I don't remember I did the flatten() operation to the input image. You can try get rid of that, and if still errors show up, I would suggest checking the code inside BatchDatsetReader.py. Be careful about the shape of input images.

@txzhao
Hello ,

i have found that you use

image = misc.imread("actor.jpg")
temp_resize_image = misc.imresize(image,[224, 224], interp='nearest')
resize_image = temp_resize_image.reshape([-1, 224, 224, 3])

but still something missing , that is the error

Traceback (most recent call last):
  File "inception_FCN.py", line 283, in <module>
    tf.app.run()
  File "/usr/local/lib/python2.7/dist-packages/tensorflow/python/platform/app.py", line 48, in run
    _sys.exit(main(_sys.argv[:1] + flags_passthrough))
  File "inception_FCN.py", line 281, in main
    pred = sess.run(pred_annotation, feed_dict={image:hash(tuple(resize_image))})
TypeError: unhashable type: 'numpy.ndarray'

sorry for the late reply. I don't quite understand why you want to hash your input image. Could you try getting rid of hash(tuple(...)) part?
Btw, as for the shape of image, it should have following form: [number_of_images, width_of_image, height_of_image, number_of_channels].

@txzhao
i hope you are still available , i manged to find out the issue . name image is used somewhere else
i want to save the predicted image correctly
i am using that

pred = np.squeeze(pred, axis=3)
misc.imsave(pred,"pred.png" )

i got this error

Traceback (most recent call last):
  File "inception_FCN.py", line 287, in <module>
    tf.app.run()
  File "/usr/local/lib/python2.7/dist-packages/tensorflow/python/platform/app.py", line 48, in run
    _sys.exit(main(_sys.argv[:1] + flags_passthrough))
  File "inception_FCN.py", line 284, in main
    misc.imsave("pred.png", pred)
  File "/usr/local/lib/python2.7/dist-packages/scipy/misc/pilutil.py", line 197, in imsave
    im = toimage(arr, channel_axis=2)
  File "/usr/local/lib/python2.7/dist-packages/scipy/misc/pilutil.py", line 289, in toimage
    raise ValueError("'arr' does not have a suitable array shape for "
ValueError: 'arr' does not have a suitable array shape for any mode.
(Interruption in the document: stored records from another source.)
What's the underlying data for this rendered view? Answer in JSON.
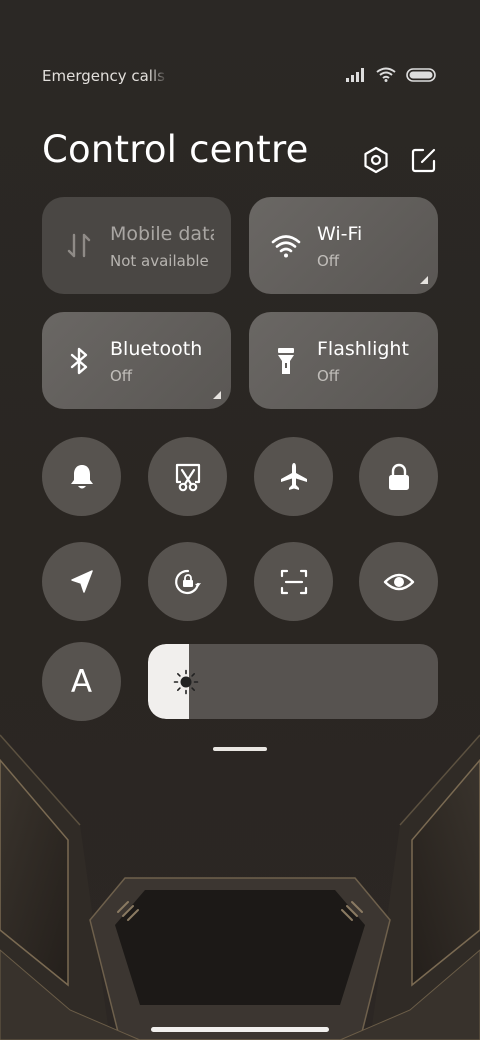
{
  "status_bar": {
    "carrier_text": "Emergency calls o",
    "icons": [
      "signal-icon",
      "wifi-icon",
      "battery-icon"
    ]
  },
  "header": {
    "title": "Control centre",
    "settings_icon": "settings-hex-icon",
    "edit_icon": "edit-icon"
  },
  "tiles": [
    {
      "label": "Mobile data",
      "sub": "Not available",
      "icon": "mobile-data-icon",
      "state": "unavailable"
    },
    {
      "label": "Wi-Fi",
      "sub": "Off",
      "icon": "wifi-icon",
      "state": "off"
    },
    {
      "label": "Bluetooth",
      "sub": "Off",
      "icon": "bluetooth-icon",
      "state": "off"
    },
    {
      "label": "Flashlight",
      "sub": "Off",
      "icon": "flashlight-icon",
      "state": "off"
    }
  ],
  "toggles_row1": [
    "bell-icon",
    "screenshot-scissors-icon",
    "airplane-icon",
    "lock-icon"
  ],
  "toggles_row2": [
    "location-icon",
    "rotation-lock-icon",
    "scan-icon",
    "eye-icon"
  ],
  "font_toggle": {
    "letter": "A",
    "icon": "font-size-icon"
  },
  "brightness": {
    "level": 0.14,
    "icon": "brightness-icon"
  },
  "colors": {
    "tile_active": "#66625f",
    "tile_dim": "#4a4744",
    "round": "#57534f",
    "slider_fill": "#f1efed",
    "background": "#2a2622"
  }
}
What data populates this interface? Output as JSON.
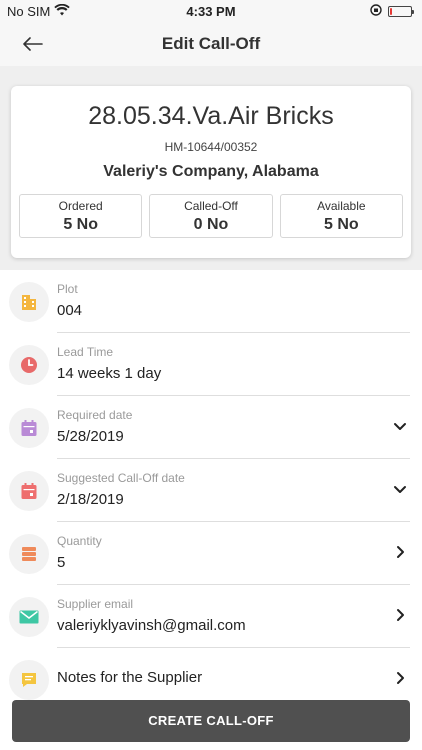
{
  "status_bar": {
    "carrier": "No SIM",
    "time": "4:33 PM",
    "battery_level": 0.1
  },
  "nav": {
    "title": "Edit Call-Off",
    "back_icon": "arrow-left-icon"
  },
  "card": {
    "title": "28.05.34.Va.Air Bricks",
    "code": "HM-10644/00352",
    "company": "Valeriy's Company, Alabama",
    "stats": [
      {
        "label": "Ordered",
        "value": "5 No"
      },
      {
        "label": "Called-Off",
        "value": "0 No"
      },
      {
        "label": "Available",
        "value": "5 No"
      }
    ]
  },
  "fields": {
    "plot": {
      "label": "Plot",
      "value": "004",
      "icon": "building-icon",
      "color": "#f4b63f"
    },
    "lead_time": {
      "label": "Lead Time",
      "value": "14 weeks 1 day",
      "icon": "clock-icon",
      "color": "#e86a6a"
    },
    "required_date": {
      "label": "Required date",
      "value": "5/28/2019",
      "icon": "calendar-icon",
      "color": "#b98ad6"
    },
    "suggested_date": {
      "label": "Suggested Call-Off date",
      "value": "2/18/2019",
      "icon": "calendar-icon",
      "color": "#ee6e6e"
    },
    "quantity": {
      "label": "Quantity",
      "value": "5",
      "icon": "stack-icon",
      "color": "#ef8a5a"
    },
    "supplier_email": {
      "label": "Supplier email",
      "value": "valeriyklyavinsh@gmail.com",
      "icon": "mail-icon",
      "color": "#3ec7a4"
    },
    "notes": {
      "label": "Notes for the Supplier",
      "icon": "note-icon",
      "color": "#f4c53f"
    }
  },
  "actions": {
    "create_label": "CREATE CALL-OFF"
  }
}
Hi, yes I'm available. I checked this scipy.misc.imsave function and it seems that it could only handle specific image matrices (with shape HxW, HxWx3, HxWx4). Please check if pred has the right shape, and an alternative is using matplotlib.pyplot.savefig to save your result. I used it in colorize.py for your information.

(1, 224, 224) is the prediction shape . think its ok

shouldn't the shape be (224, 224) or (224, 224, 3) instead of (1, 224, 224)?
https://docs.scipy.org/doc/scipy/reference/generated/scipy.misc.imsave.html

i have made a dirty trick

        pred = np.squeeze(pred, axis=3)
	pred = np.squeeze(pred, axis=0)

i get this picture
outfile

i want to make a simple colorization

       plt.imshow(pred, cmap=cmap, vmin=0, vmax=22)
	plt.title('prediction')

this should work. don't forget to denote cmap as cmap = plt.cm.jet.